En el caso de los trabajadores autónomos es de aplicación la Ley de Prevención de Riesgos Laborales. Existen matices con respecto a esta ley. En el caso de los trabajadores autónomos que no tienen trabajadores a su cargo la Ley de Prevención no es de aplicación, pero sí será cuando sí tiene trabajadores, cuando trabaja en coordinación con otros autónomos o cuando es subcontratado por otras empresas.

De acuerdo a esta ley, los trabajadores autónomos pueden asegurar los riesgos derivados del trabajo para con ellos mismos.

Cuando el autónomo, sin trabajadores a su cargo, sea contratado o subcontratado por otra empresa como autónomo, para la realización de una obra o servicio, debe subrogarse a su plan de seguridad, es decir, el plan debe ser cumplido.
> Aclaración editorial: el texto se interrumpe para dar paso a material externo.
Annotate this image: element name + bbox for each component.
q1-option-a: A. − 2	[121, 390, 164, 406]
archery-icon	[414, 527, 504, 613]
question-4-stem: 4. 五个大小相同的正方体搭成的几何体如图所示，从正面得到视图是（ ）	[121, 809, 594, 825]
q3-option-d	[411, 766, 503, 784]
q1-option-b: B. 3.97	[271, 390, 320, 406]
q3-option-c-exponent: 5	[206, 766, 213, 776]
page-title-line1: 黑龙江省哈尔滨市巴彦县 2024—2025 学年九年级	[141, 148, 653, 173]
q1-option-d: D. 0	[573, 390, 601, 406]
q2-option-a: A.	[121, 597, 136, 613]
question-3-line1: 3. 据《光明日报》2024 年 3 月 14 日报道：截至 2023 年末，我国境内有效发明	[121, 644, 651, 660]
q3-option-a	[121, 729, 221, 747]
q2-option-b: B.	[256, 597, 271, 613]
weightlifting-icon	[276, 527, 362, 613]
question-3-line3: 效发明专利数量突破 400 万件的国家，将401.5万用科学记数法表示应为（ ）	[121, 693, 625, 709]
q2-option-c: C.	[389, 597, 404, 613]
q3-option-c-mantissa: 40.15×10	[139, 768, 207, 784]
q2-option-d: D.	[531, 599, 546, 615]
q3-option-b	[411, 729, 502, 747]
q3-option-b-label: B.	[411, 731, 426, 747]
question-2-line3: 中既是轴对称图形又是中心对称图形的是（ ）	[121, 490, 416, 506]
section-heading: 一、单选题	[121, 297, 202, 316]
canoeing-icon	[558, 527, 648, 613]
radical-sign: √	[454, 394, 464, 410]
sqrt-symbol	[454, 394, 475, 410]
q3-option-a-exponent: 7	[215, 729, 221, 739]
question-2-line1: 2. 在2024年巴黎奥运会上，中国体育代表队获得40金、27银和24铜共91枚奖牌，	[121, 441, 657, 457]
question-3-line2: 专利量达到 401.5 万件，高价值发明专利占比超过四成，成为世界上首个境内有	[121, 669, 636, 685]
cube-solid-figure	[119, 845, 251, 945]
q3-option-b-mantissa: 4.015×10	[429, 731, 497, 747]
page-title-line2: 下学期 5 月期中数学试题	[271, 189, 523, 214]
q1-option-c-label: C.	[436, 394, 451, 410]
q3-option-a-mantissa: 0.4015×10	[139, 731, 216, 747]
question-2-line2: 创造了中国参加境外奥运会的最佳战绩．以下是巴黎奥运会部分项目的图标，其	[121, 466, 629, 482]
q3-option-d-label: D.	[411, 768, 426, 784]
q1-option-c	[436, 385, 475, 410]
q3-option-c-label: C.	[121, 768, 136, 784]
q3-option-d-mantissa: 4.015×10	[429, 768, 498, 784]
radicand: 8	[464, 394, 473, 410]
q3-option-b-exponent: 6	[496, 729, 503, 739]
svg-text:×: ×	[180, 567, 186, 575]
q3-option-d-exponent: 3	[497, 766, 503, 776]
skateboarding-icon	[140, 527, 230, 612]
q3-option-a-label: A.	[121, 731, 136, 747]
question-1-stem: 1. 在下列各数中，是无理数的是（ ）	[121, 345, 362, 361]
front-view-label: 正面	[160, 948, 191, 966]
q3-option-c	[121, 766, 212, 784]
Designación de coordinadores en materia de seguridad y salud

En las obras de construcción, según establece el artículo 3 del Real Decreto 1627/1997 de 24 de octubre, acerca de disposiciones mínimas de seguridad y salud en las obras de construcción, el promotor o también contratista, empresario principal, tiene que designar un coordinador en materia de seguridad y salud durante la ejecución de la obra cuando intervenga en ella alguna otra empresa y también trabajadores autónomos, o varios trabajadores autónomos.

En principio, el trabajador autónomo no tiene obligación de contratar la vigilancia de la salud para él, pero sí está obligado a velar por la seguridad y salud en el trabajo según la Ley de Prevención de Riesgos Laborales.